Devo correr uma prova-treino durante a preparação para a maratona?

Por Joe Baur, para a Outside USA RUN

prova-treino
Foto: Freepik

Disputar uma prova-treino mais curta, como uma meia maratona, pode dar uma quebrada no treinamento para a maratona e, ao mesmo tempo, ajudar a ajustar tudo para o grande dia — com algumas ressalvas.

+ 8 segredos que ninguém te conta sobre correr uma maratona
+ Plano de zero a 5 km até meia maratona

O treinamento para uma maratona pode ser bastante desgastante. Se você está no meio do seu plano de treinos e sentindo dificuldade para se motivar em meio à crescente monotonia, saiba que não está sozinho. E, na verdade, existe uma solução: correr uma “prova-treino”, como uma meia maratona.

Encarar uma meia maratona, ou algo semelhante, como um ajuste fino para a maratona não apenas quebra a monotonia. É também uma oportunidade de melhorar sua condição física, acertar o ritmo e praticar todos os pequenos detalhes, como o uso do equipamento de prova e o planejamento da alimentação durante a corrida.

“Normalmente, os atletas notam uma grande melhora no desempenho dos treinos depois de correr uma meia maratona”, diz Ryan Hall, maratonista olímpico norte-americano e treinador. “Então, eu certamente recomendaria.”

Mas essa solução mágica para a sua grande conquista na maratona vem com algumas advertências. Primeiro, correr uma meia durante a preparação pode ser prejudicial para a confiança se você achar que está bem preparado, mas acabar tendo um desempenho ruim.

“Se você está precisando de confiança ao correr a meia, eu recomendaria não competir e seguir com treinos que tenham uma intensidade controlada”, afirma Hall. “Sua confiança precisa ser como uma árvore bem enraizada ou um bambu que balança, mas não quebra, durante a preparação para meias maratonas dentro de um ciclo de treinos para a maratona.”

Então, uma meia maratona-teste é a chave ou a maldição para o seu grande dia? Vamos entender melhor o papel de uma prova-treino durante a preparação para uma maratona.

Qual é o objetivo de uma prova-treino?

Scott Browning, treinador norte-americano com mais de 25 anos de experiência, diz que existem vários motivos pelos quais correr uma prova-treino de ajuste durante o ciclo de maratona pode ser uma boa ideia. Para ele, o principal é o estímulo fisiológico de competir em uma intensidade superior à da maratona.

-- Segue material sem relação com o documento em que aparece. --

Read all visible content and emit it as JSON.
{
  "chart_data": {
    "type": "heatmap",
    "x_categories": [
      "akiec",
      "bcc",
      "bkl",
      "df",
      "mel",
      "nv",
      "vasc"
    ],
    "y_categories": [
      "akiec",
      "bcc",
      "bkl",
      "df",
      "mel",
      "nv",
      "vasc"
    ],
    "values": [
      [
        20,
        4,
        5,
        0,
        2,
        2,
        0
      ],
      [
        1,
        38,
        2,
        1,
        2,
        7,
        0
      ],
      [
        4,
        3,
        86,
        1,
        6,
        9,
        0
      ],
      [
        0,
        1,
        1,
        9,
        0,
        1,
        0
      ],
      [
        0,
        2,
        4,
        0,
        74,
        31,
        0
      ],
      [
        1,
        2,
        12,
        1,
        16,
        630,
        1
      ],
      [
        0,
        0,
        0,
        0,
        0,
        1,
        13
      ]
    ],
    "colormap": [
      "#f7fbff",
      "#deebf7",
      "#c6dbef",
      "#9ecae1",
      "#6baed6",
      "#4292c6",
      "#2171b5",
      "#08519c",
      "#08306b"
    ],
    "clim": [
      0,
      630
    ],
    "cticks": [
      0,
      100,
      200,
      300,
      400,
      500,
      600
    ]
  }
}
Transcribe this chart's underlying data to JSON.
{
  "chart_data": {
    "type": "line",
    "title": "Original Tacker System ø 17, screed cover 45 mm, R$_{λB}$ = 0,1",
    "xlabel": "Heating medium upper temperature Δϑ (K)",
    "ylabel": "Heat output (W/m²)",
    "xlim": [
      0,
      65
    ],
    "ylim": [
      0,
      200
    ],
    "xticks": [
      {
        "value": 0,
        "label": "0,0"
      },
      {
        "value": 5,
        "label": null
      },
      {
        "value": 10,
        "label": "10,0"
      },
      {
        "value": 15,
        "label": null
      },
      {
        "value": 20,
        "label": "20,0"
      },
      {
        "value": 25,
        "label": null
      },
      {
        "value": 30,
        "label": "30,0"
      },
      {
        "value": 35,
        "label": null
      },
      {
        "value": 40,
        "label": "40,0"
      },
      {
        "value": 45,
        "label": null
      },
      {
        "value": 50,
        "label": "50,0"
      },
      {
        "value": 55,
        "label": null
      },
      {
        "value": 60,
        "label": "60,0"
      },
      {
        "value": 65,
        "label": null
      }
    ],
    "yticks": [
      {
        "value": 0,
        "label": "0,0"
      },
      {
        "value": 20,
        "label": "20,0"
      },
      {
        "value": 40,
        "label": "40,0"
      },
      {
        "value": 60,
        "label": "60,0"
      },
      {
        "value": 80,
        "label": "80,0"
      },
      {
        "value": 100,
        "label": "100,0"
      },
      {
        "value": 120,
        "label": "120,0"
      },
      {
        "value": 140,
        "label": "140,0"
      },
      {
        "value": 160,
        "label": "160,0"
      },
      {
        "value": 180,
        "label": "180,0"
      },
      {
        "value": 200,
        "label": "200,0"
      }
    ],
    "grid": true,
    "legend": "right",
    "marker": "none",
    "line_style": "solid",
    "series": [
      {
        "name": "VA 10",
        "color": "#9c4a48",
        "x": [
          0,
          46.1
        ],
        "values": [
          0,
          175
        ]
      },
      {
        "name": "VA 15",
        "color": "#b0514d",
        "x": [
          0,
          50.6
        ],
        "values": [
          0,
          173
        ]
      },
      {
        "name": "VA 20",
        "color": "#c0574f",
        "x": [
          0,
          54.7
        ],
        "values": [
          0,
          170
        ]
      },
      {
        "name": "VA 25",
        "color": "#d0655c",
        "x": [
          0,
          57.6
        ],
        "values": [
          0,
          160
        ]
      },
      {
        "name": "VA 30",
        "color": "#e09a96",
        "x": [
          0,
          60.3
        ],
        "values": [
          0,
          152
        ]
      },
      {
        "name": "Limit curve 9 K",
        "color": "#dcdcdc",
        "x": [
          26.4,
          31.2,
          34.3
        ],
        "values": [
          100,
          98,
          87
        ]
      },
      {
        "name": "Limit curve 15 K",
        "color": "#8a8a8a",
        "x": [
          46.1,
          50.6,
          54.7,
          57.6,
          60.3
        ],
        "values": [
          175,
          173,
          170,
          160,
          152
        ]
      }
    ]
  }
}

“Se você observar a fisiologia do ritmo de meia maratona, para a maioria das pessoas ele está próximo do limiar de lactato”, explica Browning. “Já a maratona é, obviamente, corrida em um ritmo abaixo desse limiar. Mas você precisa fortalecer esse limiar, e a melhor maneira de fazer isso é correndo nessa intensidade. É por isso que fazemos treinos longos de ritmo (‘tempo runs’).”

Além dos benefícios fisiológicos, competir próximo ao limiar de lactato em um ambiente estruturado também permite que você pratique suas estratégias de ritmo, segundo Browning.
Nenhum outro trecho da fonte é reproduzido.